- Indian met coke prices show mixed sentiments
- India’s coking coal imports up 11% m-o-m in June
BigMint’s premium hard coking coal (PHCC) index was assessed at $194/tonne (t) CNF Paradip, India, on 11 July 2025, down by $2/t against the previous assessment on 4 July. A recent deal from Australia seems to have pushed offers up. However, lower offers from other origins like Canada mean there is a disparity in overall CNF India offers for coking coal.
A west India-based mill booked 40,000 t PHCC from Australia at around $196/t CFR India for end-August shipment.
Canadian coking coal offers were prevailing on the lower side of $175-180/t CNF India. However, deals have not been heard this week, cited sources.
Rationale
BigMint’s coking coal index is derived using data points, i.e., trades, offers, bids, and indicative prices. One deal was recorded during the publishing window. Hence, this category was considered for index computation and given a weightage of 50%.

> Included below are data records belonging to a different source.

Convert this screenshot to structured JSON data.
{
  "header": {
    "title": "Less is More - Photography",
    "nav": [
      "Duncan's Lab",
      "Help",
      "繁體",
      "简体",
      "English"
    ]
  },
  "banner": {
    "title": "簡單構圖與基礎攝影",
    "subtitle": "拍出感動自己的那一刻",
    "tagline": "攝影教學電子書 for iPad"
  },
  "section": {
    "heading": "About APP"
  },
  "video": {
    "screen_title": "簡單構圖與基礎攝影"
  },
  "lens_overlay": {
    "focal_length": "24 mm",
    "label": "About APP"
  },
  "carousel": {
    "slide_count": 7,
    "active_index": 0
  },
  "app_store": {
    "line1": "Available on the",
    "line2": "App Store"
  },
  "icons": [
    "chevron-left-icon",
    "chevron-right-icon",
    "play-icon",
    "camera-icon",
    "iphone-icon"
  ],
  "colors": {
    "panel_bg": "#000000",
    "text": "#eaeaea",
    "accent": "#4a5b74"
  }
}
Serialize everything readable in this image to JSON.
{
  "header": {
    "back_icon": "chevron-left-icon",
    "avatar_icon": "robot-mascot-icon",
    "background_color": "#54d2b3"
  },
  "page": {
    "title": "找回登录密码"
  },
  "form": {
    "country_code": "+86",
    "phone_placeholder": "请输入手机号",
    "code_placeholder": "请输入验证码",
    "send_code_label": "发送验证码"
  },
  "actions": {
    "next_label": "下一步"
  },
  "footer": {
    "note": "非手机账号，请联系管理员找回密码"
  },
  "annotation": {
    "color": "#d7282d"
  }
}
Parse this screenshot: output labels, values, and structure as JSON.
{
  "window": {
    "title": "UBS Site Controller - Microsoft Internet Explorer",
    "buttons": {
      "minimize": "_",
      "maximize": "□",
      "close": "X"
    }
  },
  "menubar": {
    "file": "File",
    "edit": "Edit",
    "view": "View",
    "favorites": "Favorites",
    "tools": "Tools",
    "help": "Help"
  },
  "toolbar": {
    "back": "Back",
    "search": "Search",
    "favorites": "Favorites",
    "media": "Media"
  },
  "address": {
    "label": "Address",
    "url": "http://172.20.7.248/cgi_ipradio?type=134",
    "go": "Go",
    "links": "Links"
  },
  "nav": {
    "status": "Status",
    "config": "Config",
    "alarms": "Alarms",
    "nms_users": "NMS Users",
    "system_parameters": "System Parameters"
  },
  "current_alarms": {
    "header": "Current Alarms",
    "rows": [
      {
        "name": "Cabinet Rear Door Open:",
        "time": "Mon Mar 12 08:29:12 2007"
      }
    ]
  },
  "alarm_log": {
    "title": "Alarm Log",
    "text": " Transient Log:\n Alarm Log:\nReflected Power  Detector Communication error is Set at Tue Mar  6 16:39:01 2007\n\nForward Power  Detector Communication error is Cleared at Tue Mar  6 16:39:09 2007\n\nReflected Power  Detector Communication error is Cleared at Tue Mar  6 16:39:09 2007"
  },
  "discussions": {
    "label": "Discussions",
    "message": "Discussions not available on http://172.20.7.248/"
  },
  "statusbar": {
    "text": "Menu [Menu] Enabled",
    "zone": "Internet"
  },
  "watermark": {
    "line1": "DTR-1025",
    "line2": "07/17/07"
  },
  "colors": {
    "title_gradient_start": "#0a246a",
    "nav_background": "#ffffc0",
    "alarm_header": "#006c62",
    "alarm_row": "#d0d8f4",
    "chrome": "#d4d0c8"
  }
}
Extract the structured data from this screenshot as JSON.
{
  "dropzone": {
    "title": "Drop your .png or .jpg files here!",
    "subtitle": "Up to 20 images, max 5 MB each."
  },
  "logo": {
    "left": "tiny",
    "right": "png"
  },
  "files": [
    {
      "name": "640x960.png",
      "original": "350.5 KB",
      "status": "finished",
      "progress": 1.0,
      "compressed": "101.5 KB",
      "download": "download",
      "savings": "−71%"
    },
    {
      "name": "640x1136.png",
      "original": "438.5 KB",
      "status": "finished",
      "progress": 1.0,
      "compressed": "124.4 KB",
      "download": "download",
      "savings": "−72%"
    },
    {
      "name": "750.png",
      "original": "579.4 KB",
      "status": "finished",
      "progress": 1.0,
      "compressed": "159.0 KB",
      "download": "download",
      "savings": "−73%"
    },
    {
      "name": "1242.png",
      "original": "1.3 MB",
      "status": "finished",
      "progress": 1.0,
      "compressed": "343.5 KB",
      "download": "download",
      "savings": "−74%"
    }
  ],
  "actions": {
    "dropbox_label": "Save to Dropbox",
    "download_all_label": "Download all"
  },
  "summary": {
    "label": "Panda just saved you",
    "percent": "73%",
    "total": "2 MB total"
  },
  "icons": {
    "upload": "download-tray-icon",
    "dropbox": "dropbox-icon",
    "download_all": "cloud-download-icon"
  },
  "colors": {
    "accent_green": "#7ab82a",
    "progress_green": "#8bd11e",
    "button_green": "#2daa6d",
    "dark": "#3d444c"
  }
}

Nine (9) firm offers, bids, and indicative prices were heard. Out of these, eight (8) were considered for price calculation and given 50% weightage.
BigMint has consolidated its Prime Hard Coking Coal (PHCC) CFR India Index to include material of all origins including US, Canada, Mozambique, Australia – normalised for quality and freight. With India steadily reducing its reliance on Australian PHCC and increasing imports from alternate sources, including early signs from China, this update ensures the index accurately reflects evolving market dynamics and trade flows.
Factors impacting imported coking coal prices
1. Indian met coke prices exhibit mixed trends – India’s metallurgical coke (met coke) market showed mixed trends w-o-w across major trading hubs. Market sentiment was cautious, and transaction volumes were limited. Import activity was also restrained, as most market participants had expected the government to extend quantitative restrictions (QRs) on imports. As of 9 July, BigMint assessed 25-90 mm blast furnace (BF) grade met coke prices at INR 28,500/tonne (t) ex-Jajpur, marking a slight increase of INR 500/t w-o-w. In western Indias Gandhidham, prices were unchanged at INR 29,000/t exw.
2. India’s coking coal imports rise m-o-m in June – Imports of coking coal to India rose by 11% m-o-m to 6 mnt in June 2025 from 5.4 mnt in May, mainly due to Australia’s higher shipments of 3.6 mnt, up 44% m-o-m.
3. Chinese metallurgical coke prices stable – Internationally, the Chinese met coke market stabilised, supported by rising coking coal costs and moderate steel demand. Production remained under pressure due to narrowing margins and environmental constraints, while improved procurement by mills and traders reduced coke inventories. Although sentiment turned more optimistic, any significant price rally remains unlikely amid fragile steel market conditions and gradually recovering coal supply.